Founded in Barcelona on 2016, Semidynamics is a European supplier of RISC-V IP cores, specialising in high-bandwidth high-performance cores with vector units and tensor unit extensions targeted at machine learning and artificial intelligence applications. As a proud participant in the European Processor Initiative (EPI), our two flagship cores are the Atrevido and Avispado, with the former ideal for data-centre, HPC and AI, and the later for embedded computing and AI on the edge. The customisable and flexible nature of RISC-V enables us to develop a variety of specialised hardware solutions that will be interesting to the HPC community, including the Gazzillion Misses feature which hides memory latency and can be beneficial for a wide range of HPC applications.

Vendor talk: Codasip

Presenter: Karel Masařík

One of Europe’s leading RISC-V companies, and with billions of chips already using our technology, Codasip is a processor solutions company which uniquely enables developers to differentiate their products. We deliver custom compute through the combination of the open RISC-V ISA, Codasip Studio processor design automation and high-quality processor IP. Our innovative approach enables developers to easily customize and differentiate their designs, for instance developing high-performing parts for the HPC community. I will describe Codasip’s unique approach to custom RISC-V hardware and introduce our Codasip Labs tool which bridges the gap between innovative research and commercialization.

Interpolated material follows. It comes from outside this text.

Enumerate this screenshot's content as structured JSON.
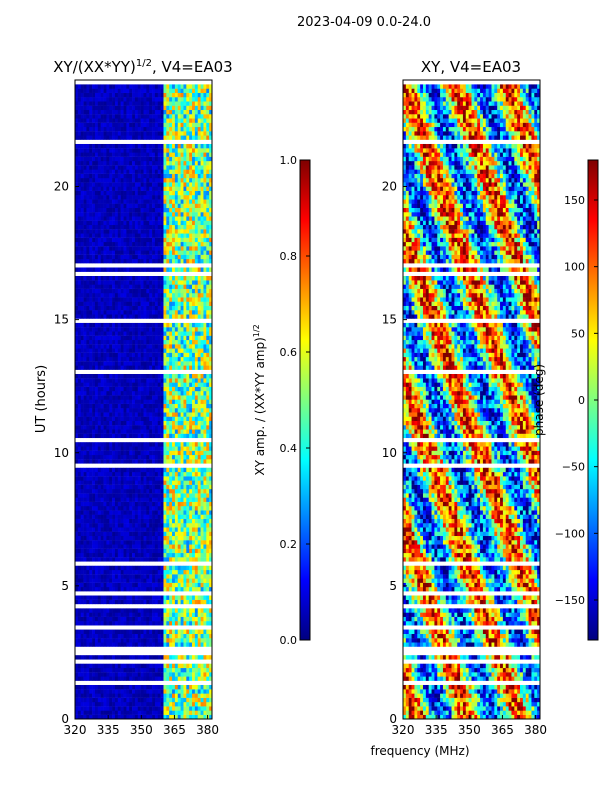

Vendor talk: E4 Computer Engineering

Presenter: Daniele Gregori

Founded in 2002, E4 Computer Engineering is a Solution Provider recognized internationally for its high level of expertise in the fields of HPC, High Performance Data Analytics, AI and Deep Learning. Working with the most prestigious universities and with important research and computing centres, such as CERN in Geneva, E4 delivers state of the art computing solutions. Heavily involved in RISC-V, E4 developed Monte Cimone which is one of the world’s first RISC-V HPC clusters, enabling first generation RISC-V hardware to be used by HPC developers. In this talk I will describe our work to date with RISC-V, and then introduce the new RISC-V products and technology areas that we are currently working with.